Grant category: Research Grants in open competition

Year: 2022

Geography: USA

This project initiative by Richard Granstein extends research previously funded by the LEO Foundation into the role of calcitonin gene-related peptide (CGRP) in regulating skin immunity by acting on endothelial cells (ECs – the cell type which lines the interior wall of blood vessels) and aims to elaborate on this regulation by studying the potential involvement of non-skin located ECs.

Recent studies have defined a novel pathway by which CGRP can skew the outcome of an immune response away from one type of T-cell mediated immunity (Th1-type) and toward another type (Th17-type) through actions on ECs. This work was originally done in cell cultures but subsequent studies using mice specifically lacking functional CGRP receptors on ECs found that this pathway indeed operates in vivo. Immunization of these mice led to decreased generation of Th17-type T cells in regional lymph nodes, but increased generation of Th1-type helper T cells.
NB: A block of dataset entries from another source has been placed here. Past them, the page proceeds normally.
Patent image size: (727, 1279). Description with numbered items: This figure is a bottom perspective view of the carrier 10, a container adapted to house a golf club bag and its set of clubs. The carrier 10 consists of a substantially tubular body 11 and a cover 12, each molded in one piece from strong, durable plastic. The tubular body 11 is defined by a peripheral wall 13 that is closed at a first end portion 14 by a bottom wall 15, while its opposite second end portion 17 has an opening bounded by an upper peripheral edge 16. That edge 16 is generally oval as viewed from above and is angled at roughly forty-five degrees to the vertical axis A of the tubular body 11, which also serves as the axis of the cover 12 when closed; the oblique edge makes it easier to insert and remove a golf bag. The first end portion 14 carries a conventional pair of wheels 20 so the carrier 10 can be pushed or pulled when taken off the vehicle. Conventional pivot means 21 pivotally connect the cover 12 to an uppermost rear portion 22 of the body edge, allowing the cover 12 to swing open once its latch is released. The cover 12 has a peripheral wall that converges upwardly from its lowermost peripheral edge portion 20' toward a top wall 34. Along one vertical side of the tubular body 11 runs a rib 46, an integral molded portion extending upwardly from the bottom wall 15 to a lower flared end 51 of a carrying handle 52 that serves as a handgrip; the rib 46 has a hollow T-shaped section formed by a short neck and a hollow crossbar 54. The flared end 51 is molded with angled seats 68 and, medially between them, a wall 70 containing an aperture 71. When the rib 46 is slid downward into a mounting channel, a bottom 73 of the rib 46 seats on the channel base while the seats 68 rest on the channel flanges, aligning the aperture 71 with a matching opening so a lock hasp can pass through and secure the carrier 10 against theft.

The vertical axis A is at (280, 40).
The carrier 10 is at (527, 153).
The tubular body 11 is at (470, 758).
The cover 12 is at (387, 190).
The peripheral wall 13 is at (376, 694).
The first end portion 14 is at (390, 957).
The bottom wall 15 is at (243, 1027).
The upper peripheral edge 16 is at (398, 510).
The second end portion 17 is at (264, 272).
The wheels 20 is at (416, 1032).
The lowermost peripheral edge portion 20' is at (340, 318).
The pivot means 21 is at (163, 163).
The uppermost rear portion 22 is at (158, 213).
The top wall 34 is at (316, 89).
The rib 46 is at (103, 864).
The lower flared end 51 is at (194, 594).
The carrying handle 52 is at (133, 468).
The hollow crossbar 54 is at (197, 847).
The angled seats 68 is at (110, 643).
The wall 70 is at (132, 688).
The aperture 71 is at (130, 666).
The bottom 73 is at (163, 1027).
In addition, these mice were found to have severely depressed contact hypersensitivity responses. It is not known if the reduction in contact hypersensitivity responses relates to the observed changes in T helper cell differentiation. These results suggest that it may be possible to therapeutically manipulate diseases involving Th17 mechanisms, such as psoriasis, and, perhaps, other hypersensitivity disorders affecting the skin.

Given these results, it will be important to know more about the physiology of this novel pathway. Preliminary data suggest that ECs not in the skin may be sufficient targets for CGRP to exert the effects seen on T helper cell responses. Richard’s project proposes experiments to 1) test the hypothesis that ECs within regional lymph nodes are sufficient for the T helper cell effect observed in vivo and 2) to further define the mechanisms by which contact hypersensitivity is reduced in mice lacking functional CGRP receptors on ECs. Ultimately, these studies may suggest novel new routes for therapies.